What we observe is that at smaller cosmic scales, gravity is the dominant force: planets are bound to their host star, stars are bound within galaxies, galaxies are bound within clusters, etc. However, we also observe that space is expanding, and the greater the distance, the greater the rate of expansion. At very large scales, this expansion pulls things apart more than gravity draws them in. In the 1990s it was observed that this rate of expansion isn't steady but is accelerating, and "dark energy" is the label we use to explain this, although what "dark energy" actually consists of is still a matter of intense research and debate.

Regarding "dark gravity", you might be interested in this 7-minute Youtube video in which Neil deGrasse Tyson says "dark matter" is a misnomer and recommends we call it "dark gravity" (or even "Fred").
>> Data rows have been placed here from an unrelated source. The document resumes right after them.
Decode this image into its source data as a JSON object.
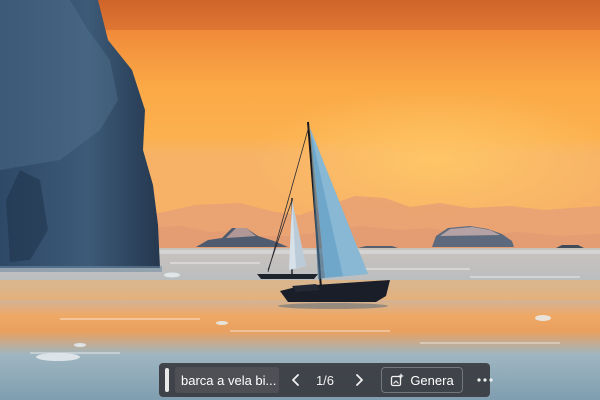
{
  "image": {
    "subject": "sailboat-at-sunset-among-icebergs",
    "colors": {
      "sky_top": "#e27a2f",
      "sky_glow": "#fbb24f",
      "mountains": "#e79a6e",
      "sea": "#9db3be",
      "iceberg": "#253a52"
    }
  },
  "toolbar": {
    "query_text": "barca a vela bi...",
    "prev_icon": "chevron-left-icon",
    "counter": "1/6",
    "next_icon": "chevron-right-icon",
    "generate_icon": "add-image-icon",
    "generate_label": "Genera",
    "more_icon": "more-horizontal-icon"
  }
}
The specific point he makes is that a majority of the gravitational effects we observe at galactic scales cannot be explained by the mass/matter we calculate to exist, and it's misleading to propose that the explanation is dark matter when we really have little understanding of what it might be.

Erik Verlinde has proposed an alternative theory called "emergent gravity (EG)", in which he posits that "the observed dark matter phenomena are a remnant, a memory effect, of the emergence of spacetime together with the ordinary matter in it." Or, put more simply in a 2016 paper by Margot Brouwer et al, "In this theory, the standard gravitational laws are modified on galactic and larger scales due to the displacement of dark energy by baryonic matter." Brouwer's research was a first test of EG using weak gravitational lensing; it found that "the prediction from EG, despite requiring no free parameters, is in good agreement with the observed galaxy–galaxy lensing profiles."

Regarding your question about "planets [sic] outside the observable universe", you might be confusing this with theories that involve multiple universes or other dimensions. If the Universe is flat, homogenous and isotropic - and all the evidence appears to offer increasing support for this - then any gravitational effects from beyond the area of the Universe we can observe would be evened out, so it's most likely not the case that what's outside the observable universe is behaving differently to what we can observe.